Na sociedade a visão não difere muito a dos estudantes. É reconhecido que as aulas presenciais são imprescindíveis na formação destes profissionais, mas no momento, as soluções para este período são escassas. O designer, Matheus Carvalho, vê como melhor alternativa as aulas práticas, ou seja, aulas presenciais dentro das universidades, contudo, ele diz que seria necessário adotar uma nova metodologia. Ele ressalta que esses profissionais farão falta no mercado por não estarem cumprindo com as competências necessárias no formato EAD.

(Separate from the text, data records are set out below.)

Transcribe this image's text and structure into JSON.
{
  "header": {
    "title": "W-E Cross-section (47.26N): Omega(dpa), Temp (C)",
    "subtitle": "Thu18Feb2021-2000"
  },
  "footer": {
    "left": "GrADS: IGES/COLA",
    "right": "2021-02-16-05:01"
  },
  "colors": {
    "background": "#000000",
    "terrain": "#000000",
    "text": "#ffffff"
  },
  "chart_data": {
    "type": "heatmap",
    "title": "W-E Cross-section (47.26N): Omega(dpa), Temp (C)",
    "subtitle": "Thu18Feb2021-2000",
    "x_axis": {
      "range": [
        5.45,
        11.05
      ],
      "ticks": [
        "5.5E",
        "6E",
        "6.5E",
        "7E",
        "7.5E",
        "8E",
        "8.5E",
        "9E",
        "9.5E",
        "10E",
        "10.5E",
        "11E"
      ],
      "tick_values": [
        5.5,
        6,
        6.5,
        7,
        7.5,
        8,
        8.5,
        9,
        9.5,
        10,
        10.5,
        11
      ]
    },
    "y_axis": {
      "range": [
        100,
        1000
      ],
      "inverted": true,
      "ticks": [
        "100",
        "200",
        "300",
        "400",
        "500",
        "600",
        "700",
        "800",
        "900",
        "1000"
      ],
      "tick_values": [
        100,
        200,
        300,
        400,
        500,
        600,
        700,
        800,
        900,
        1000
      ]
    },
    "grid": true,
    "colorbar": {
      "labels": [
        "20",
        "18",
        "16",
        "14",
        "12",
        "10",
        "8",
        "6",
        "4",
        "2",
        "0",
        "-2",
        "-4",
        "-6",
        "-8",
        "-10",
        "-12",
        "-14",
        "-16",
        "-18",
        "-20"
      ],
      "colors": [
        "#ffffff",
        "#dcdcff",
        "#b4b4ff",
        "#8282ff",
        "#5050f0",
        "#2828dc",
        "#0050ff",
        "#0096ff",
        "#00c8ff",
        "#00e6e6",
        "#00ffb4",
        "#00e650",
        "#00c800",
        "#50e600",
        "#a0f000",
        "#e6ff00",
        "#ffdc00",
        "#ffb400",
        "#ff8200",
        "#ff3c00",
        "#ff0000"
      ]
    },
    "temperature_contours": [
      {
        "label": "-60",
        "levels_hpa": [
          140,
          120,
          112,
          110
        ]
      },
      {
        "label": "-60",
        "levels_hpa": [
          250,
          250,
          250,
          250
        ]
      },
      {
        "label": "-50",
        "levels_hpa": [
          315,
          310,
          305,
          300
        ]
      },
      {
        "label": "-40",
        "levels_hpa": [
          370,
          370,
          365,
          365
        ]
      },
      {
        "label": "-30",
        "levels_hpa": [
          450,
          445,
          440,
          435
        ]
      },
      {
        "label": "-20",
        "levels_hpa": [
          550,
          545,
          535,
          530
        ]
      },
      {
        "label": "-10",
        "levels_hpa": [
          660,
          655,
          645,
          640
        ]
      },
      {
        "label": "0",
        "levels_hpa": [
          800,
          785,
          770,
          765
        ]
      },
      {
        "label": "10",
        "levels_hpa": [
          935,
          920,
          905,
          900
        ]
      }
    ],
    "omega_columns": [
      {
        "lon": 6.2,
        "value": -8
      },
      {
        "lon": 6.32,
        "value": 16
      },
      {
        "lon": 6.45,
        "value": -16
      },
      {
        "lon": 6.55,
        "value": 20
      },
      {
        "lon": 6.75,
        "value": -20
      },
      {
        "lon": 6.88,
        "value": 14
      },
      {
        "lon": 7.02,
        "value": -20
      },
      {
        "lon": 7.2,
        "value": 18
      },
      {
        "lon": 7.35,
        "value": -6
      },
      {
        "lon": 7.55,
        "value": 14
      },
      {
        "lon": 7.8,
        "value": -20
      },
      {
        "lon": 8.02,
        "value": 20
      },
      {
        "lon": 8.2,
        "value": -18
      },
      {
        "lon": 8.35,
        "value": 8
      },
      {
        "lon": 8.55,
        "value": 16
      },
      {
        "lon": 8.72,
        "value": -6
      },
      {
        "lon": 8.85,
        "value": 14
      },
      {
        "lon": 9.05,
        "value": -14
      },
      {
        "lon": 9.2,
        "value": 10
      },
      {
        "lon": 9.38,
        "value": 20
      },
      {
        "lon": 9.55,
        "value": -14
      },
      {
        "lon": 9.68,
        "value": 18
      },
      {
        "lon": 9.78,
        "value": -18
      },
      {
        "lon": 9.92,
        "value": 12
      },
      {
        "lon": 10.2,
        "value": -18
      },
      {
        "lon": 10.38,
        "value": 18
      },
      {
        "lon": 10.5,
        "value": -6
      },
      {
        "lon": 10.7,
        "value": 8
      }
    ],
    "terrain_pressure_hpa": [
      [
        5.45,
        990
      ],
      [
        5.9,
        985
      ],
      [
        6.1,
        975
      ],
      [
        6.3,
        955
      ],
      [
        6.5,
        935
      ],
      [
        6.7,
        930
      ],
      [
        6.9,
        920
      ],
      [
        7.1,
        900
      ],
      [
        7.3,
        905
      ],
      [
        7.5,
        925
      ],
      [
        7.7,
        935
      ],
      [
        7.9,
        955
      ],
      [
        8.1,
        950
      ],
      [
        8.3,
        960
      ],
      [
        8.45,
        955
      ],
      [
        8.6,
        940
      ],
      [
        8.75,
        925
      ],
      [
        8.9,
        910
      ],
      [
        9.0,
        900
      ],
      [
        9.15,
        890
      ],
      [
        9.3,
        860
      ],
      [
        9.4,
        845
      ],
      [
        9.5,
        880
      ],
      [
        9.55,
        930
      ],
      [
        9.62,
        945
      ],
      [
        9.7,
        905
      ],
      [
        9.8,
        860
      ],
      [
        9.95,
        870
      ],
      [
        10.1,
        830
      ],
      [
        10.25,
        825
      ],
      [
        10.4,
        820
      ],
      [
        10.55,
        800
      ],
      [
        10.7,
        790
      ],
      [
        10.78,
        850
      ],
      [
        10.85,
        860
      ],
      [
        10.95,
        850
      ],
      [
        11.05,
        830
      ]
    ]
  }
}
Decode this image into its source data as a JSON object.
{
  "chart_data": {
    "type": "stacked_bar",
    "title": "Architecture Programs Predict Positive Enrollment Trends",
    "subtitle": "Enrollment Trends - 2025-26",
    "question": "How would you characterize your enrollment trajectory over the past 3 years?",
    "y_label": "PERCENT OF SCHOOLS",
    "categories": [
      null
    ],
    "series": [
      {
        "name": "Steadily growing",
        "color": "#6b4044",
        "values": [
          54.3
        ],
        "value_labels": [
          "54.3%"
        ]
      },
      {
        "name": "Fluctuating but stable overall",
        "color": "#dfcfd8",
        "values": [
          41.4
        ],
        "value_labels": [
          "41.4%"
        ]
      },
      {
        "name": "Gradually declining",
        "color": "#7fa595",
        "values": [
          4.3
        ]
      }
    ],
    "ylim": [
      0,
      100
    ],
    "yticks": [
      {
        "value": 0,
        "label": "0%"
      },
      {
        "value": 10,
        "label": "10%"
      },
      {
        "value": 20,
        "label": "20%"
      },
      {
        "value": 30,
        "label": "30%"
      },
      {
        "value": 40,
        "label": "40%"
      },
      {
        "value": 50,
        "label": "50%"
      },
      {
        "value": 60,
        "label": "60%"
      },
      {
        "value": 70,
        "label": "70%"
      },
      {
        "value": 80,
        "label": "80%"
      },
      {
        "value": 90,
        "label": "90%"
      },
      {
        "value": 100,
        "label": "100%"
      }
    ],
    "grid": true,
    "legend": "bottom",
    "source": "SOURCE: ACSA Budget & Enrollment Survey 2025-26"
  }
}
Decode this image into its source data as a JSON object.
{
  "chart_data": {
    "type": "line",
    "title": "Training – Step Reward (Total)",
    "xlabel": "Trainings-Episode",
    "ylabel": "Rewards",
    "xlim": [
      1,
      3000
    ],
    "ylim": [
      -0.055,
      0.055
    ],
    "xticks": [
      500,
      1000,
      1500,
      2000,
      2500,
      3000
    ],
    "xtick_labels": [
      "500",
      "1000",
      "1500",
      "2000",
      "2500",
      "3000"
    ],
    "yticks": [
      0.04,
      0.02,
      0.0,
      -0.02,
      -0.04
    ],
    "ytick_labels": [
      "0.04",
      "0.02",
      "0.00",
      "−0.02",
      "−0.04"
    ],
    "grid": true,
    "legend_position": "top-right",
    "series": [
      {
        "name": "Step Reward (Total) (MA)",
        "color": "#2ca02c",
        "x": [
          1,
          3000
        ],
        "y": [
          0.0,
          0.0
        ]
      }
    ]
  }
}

"A melhor alternativa seria fazer aulas práticas dentro das próprias Universidade, abordar o máximo possível dentro dos próprios laboratórios das faculdades, em ambientes mais controlados de COVID-19. Acredito que essa seria a melhor alternativa, uma vez que esses alunos param de ter aulas práticas, a gente vai sentir daqui alguns anos a falta desses profissionais", afirma o designer.


Márcia Maria Sales dos Santos, professora do curso de Medicina da UFF, que leciona a disciplina Medicina Interna do Adulto e do Idoso, uma matéria prática, aborda o desafio de adaptação para o ensino remoto. “De início, imaginei ser impossível fazê-la virtualmente. Mas após noites de reflexão, percebi que era parar tudo ou prosseguir. Adaptei o ensino remoto apenas para estudo do conteúdo teórico demonstrativo. (...) Então os alunos foram divididos em grupos e tinham encontros semanais com seu preceptor para retirada de dúvidas, troca de vivências e demonstração das técnicas de exame físico.” e conta sobre a utilização de outras plataformas para fomentar o aprendizado, como site, conta no Instagram e canal no YouTube.


Além disso, a professora menciona outra dificuldade enfrentada: a falta da interação com os alunos. “Em minhas aulas, o que mais me angustia é o “lockdown” do aluno: câmera e microfone fechados. Será que alguém me ouve? Me compreende? Para mim, não poder olhar, ouvir e não sentir que a mensagem foi transmitida é doloroso.” Contudo, apesar dos impasses, Márcia compreende a importância desse modelo de ensino no contexto da pandemia de COVID-19, onde muitos alunos são de outros estados e não têm acesso à rede privada de saúde. Como solução, propõe que aconteça a reposição integral do conteúdo prático de sua disciplina quando o retorno às aulas presenciais for seguro.


Nesse contexto, o retorno das aulas presenciais neste momento, em que não há um plano de vacinação vigente para toda a população, pode ser um risco à saúde de professores, alunos e responsáveis. Nas escolas de ensino fundamental e médio que já houve regresso desta prática, muitas precisaram fechar as portas após a constatação de casos da doença. Também há a discussão sobre o modelo híbrido de ensino, metodologia que combina aulas presenciais e remotas. Em síntese, é um assunto que tem gerado muitas polêmicas, não existindo um consenso total sobre as formas de ensino na área da saúde no contexto da pandemia.